In visible light, telescopic views of Venus show a bland and featureless cloud-shrouded planet. The Roman Goddess of Beauty is, well, coy. This teased early Venus watchers into thinking the clouds covered a tropical world, or a world of carbonated soda pop oceans, or a world of oceans of oil.
But the European Space Agency’s Venus Express orbiter is revealing that Venus’ beauty is only skin-deep. The explorer’s penetrating infrared and ultraviolet vision is uncovering what looks like a witch's cauldron of bubbling turbulent gases and swirling cloud vortexes. Its atmosphere is totally alien because it is not driven by the thermal interplay of oceans and continents. the atmosphere only blankets continuous volcanism on the surface which belches sulfur into the skies.
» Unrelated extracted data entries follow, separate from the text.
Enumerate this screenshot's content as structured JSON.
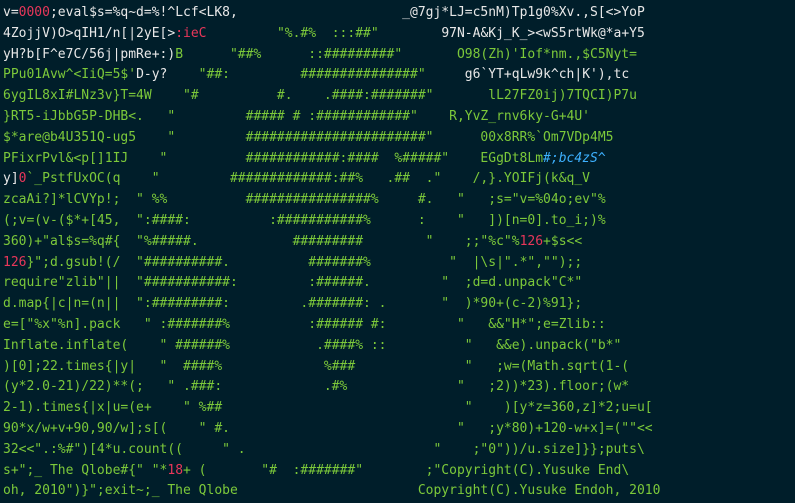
{
  "colors": {
    "background": "#001e2a",
    "default": "#e8e8e8",
    "green": "#7cc93a",
    "red": "#e8375a",
    "blue": "#3db1ff"
  },
  "lines": [
    [
      {
        "c": "default",
        "t": "v="
      },
      {
        "c": "red",
        "t": "0000"
      },
      {
        "c": "default",
        "t": ";eval$s=%q~d=%!^Lcf<LK8,                     _@7gj*LJ=c5nM)Tp1g0%Xv.,S[<>YoP"
      }
    ],
    [
      {
        "c": "default",
        "t": "4ZojjV)O>qIH1/n[|2yE[>"
      },
      {
        "c": "red",
        "t": ":ieC"
      },
      {
        "c": "green",
        "t": "         \"%.#%  :::##\"        "
      },
      {
        "c": "default",
        "t": "97N-A&Kj_K_><wS5rtWk@*a+Y5"
      }
    ],
    [
      {
        "c": "default",
        "t": "yH?b[F^e7C/56j|pmRe+:)"
      },
      {
        "c": "green",
        "t": "B      \"##%      ::#########\"       O98(Zh)'Iof*nm.,$C5Nyt="
      }
    ],
    [
      {
        "c": "green",
        "t": "PPu01Avw^<IiQ=5$'"
      },
      {
        "c": "default",
        "t": "D-y?"
      },
      {
        "c": "green",
        "t": "    \"##:         ###############\"     "
      },
      {
        "c": "default",
        "t": "g6`YT+qLw9k^ch|K'),tc"
      }
    ],
    [
      {
        "c": "green",
        "t": "6ygIL8xI#LNz3v}T=4W    \"#          #.    .####:#######\"       lL27FZ0ij)7TQCI)P7u"
      }
    ],
    [
      {
        "c": "green",
        "t": "}RT5-iJbbG5P-DHB<.   \"         ##### # :############\"    R,YvZ_rnv6ky-G+4U'"
      }
    ],
    [
      {
        "c": "green",
        "t": "$*are@b4U351Q-ug5    \"         #######################\"      00x8RR%`Om7VDp4M5"
      }
    ],
    [
      {
        "c": "green",
        "t": "PFixrPvl&<p[]1IJ    \"          ############:####  %#####\"    EGgDt8Lm"
      },
      {
        "c": "blue",
        "t": "#;bc4zS^"
      }
    ],
    [
      {
        "c": "default",
        "t": "y]"
      },
      {
        "c": "red",
        "t": "0"
      },
      {
        "c": "green",
        "t": "`_PstfUxOC(q    \"         #############:##%   .##  .\"    /,}.YOIFj(k&q_V"
      }
    ],
    [
      {
        "c": "green",
        "t": "zcaAi?]*lCVYp!;  \" %%          ################%     #.   \"   ;s=\"v=%04o;ev\"%"
      }
    ],
    [
      {
        "c": "green",
        "t": "(;v=(v-($*+[45,  \":####:          :###########%      :    \"   ])[n=0].to_i;)%"
      }
    ],
    [
      {
        "c": "green",
        "t": "360)+\"al$s=%q#{  \"%#####.            #########        \"    ;;\"%c\"%"
      },
      {
        "c": "red",
        "t": "126"
      },
      {
        "c": "green",
        "t": "+$s<<"
      }
    ],
    [
      {
        "c": "red",
        "t": "126"
      },
      {
        "c": "green",
        "t": "}\";d.gsub!(/  \"##########.          #######%          \"  |\\s|\".*\",\"\");;"
      }
    ],
    [
      {
        "c": "green",
        "t": "require\"zlib\"||  \"###########:         :######.         \"  ;d=d.unpack\"C*\""
      }
    ],
    [
      {
        "c": "green",
        "t": "d.map{|c|n=(n||  \":#########:         .#######: .       \"  )*90+(c-2)%91};"
      }
    ],
    [
      {
        "c": "green",
        "t": "e=[\"%x\"%n].pack   \" :#######%          :###### #:         \"   &&\"H*\";e=Zlib::"
      }
    ],
    [
      {
        "c": "green",
        "t": "Inflate.inflate(    \" ######%           .####% ::          \"   &&e).unpack(\"b*\""
      }
    ],
    [
      {
        "c": "green",
        "t": ")[0];22.times{|y|   \"  ####%             %###              \"   ;w=(Math.sqrt(1-("
      }
    ],
    [
      {
        "c": "green",
        "t": "(y*2.0-21)/22)**(;   \" .###:             .#%              \"   ;2))*23).floor;(w*"
      }
    ],
    [
      {
        "c": "green",
        "t": "2-1).times{|x|u=(e+    \" %##                               \"    )[y*z=360,z]*2;u=u["
      }
    ],
    [
      {
        "c": "green",
        "t": "90*x/w+v+90,90/w];s[(    \" #.                             \"   ;y*80)+120-w+x]=(\"\"<<"
      }
    ],
    [
      {
        "c": "green",
        "t": "32<<\".:%#\")[4*u.count((     \" .                        \"    ;\"0\"))/u.size]}};puts\\"
      }
    ],
    [
      {
        "c": "green",
        "t": "s+\";_ The Qlobe#{\" \"*"
      },
      {
        "c": "red",
        "t": "18"
      },
      {
        "c": "green",
        "t": "+ (       \"#  :#######\"        ;\"Copyright(C).Yusuke End\\"
      }
    ],
    [
      {
        "c": "green",
        "t": "oh, 2010\")}\";exit~;_ The Qlobe                       Copyright(C).Yusuke Endoh, 2010"
      }
    ]
  ]
}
Ultraviolet light from the sun reflects off the cloud tops. The infrared light comes from heat radiating from the lower atmosphere (at about 400 degrees Fahrenheit). The lower atmosphere has a deep layer-cake structure of noxious sulfuric acid cloud and haze layers. The IR shines through the sulfuric acid clouds, which appear much darker than the bright gaps between clouds. Near the equator, the clouds appear fluffy and blocky. Farther north, they are stretched out into east-west filaments by winds estimated at more than 150 miles per hour.
Not surprisingly, UV images show that equatorial clouds are hot and undergoing violent convection, like bubbling oatmeal on the stove. The convection cells dredge up unknown darker material from deep within the planet. This mysterious chemistry absorbs UV light; creating a visual contrast the helps map out atmospheric flows. At higher latitudes a ring of cold air, dubbed the ‘cold collar’, appears as a bright band.
Most ominous of all is a monstrous hurricane-like feature at the south pole that is half the size of the continental United States. This Jupiter Red Spot wannabe completes a rotation around the pole every 2.5 days.
To me such a view of a neighboring Earth-sized and totally alien planet is amazing. But it also looks gloomy and foreboding, like an approaching thunderstorm. Venus’ atmospheric circulation may be the archetype of many such bone-dry terrestrial worlds orbiting other stars.
I previously blogged about a farfetched scheme to build floating cities on Venus. After seeing these picture it's hard to imagine creating an off-world paradise on such a hellish looking place.